ChatGPT is only the beginning
A software company at Camp North End advises businesses to 'shoot ahead of the duck' on AI
You’re reading Part 5 of The Charlotte Ledger’s “Faces of AI” series, an up-close look at Charlotte-area people and companies that are using artificial intelligence.
A Charlotte software executive helps local companies envision the possibilities — beyond ‘parlor tricks’
By Kevin Carney (as told to Tony Mecia)
Kevin Carney is managing partner of Kingsmen Software, a technology company based at Camp North End in Charlotte that builds custom software for businesses and helps them devise and implement artificial intelligence. He shared his observations on AI in a conversation with The Ledger’s Tony Mecia:
In regards to AI, everyone is still in “figuring-it-out” out mode. It’s cool, but they want to know what they can use it for.
Everyone talks about it. Everywhere! It comes up in conversations at the kids’ swim team, at the neighborhood cul-de-sac at the end of the day, at a memorial service over the weekend.
All most people know about AI is what comes up in their feed, or what they see on the news. No one actually knows what it can do beyond using ChatGPT to create a term paper or a recipe. ChatGPT is the most accessible, but it’s also the most basic form of AI. There is so much more.
When I explain the usefulness of artificial intelligence, I find it helpful to think of it as different buckets.

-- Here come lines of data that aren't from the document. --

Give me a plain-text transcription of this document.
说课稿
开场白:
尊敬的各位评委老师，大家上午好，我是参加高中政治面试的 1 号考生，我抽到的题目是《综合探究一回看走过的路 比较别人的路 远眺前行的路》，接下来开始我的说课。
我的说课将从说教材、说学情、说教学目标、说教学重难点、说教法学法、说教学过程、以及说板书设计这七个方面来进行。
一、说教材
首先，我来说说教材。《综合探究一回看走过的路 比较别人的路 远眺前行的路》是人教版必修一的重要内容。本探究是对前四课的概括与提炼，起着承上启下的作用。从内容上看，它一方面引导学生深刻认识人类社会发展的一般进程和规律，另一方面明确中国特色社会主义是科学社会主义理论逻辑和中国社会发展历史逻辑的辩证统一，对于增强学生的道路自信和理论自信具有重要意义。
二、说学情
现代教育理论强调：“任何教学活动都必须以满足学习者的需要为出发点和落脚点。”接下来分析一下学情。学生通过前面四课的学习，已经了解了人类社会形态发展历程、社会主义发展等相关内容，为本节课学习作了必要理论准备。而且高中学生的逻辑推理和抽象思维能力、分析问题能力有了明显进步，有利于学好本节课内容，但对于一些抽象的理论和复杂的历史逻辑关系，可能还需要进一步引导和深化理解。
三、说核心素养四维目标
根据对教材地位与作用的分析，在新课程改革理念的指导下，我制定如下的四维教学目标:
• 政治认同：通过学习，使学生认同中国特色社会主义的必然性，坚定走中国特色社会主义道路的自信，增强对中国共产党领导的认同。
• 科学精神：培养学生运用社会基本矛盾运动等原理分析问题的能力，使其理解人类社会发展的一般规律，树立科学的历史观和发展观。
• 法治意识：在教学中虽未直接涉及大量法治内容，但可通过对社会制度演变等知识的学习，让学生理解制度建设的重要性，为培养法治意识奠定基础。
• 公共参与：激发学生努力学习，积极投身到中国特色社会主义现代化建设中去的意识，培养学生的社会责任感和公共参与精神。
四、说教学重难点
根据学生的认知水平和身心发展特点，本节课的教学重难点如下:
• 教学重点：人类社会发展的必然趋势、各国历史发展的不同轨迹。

Let’s start with Bucket Zero, which I call “parlor tricks” — like crafting a photo of Nicholas Cage bare-chested on a unicorn. OK, that’s fun. Or writing a podcast with personalities of Kermit the Frog and Fozzie Bear talking to each other for 5 minutes. That’s gee-whiz. But how does that help? That’s not practical for business. (By the way, we’ve done both of those!)
The first *real* bucket is the practical stuff you can use for business, like summarizing long meetings you didn’t attend. Bucket One, from a business standpoint, is really about operational efficiencies — things you should have been doing anyway. You should have been automating your processes for years now. And if you haven't, then shame on you.
But as one of our advisors pointed out, “To do this sort of automation now given how transformational AI can be would be like paving the cow path — why automate the stuff I’m currently doing?”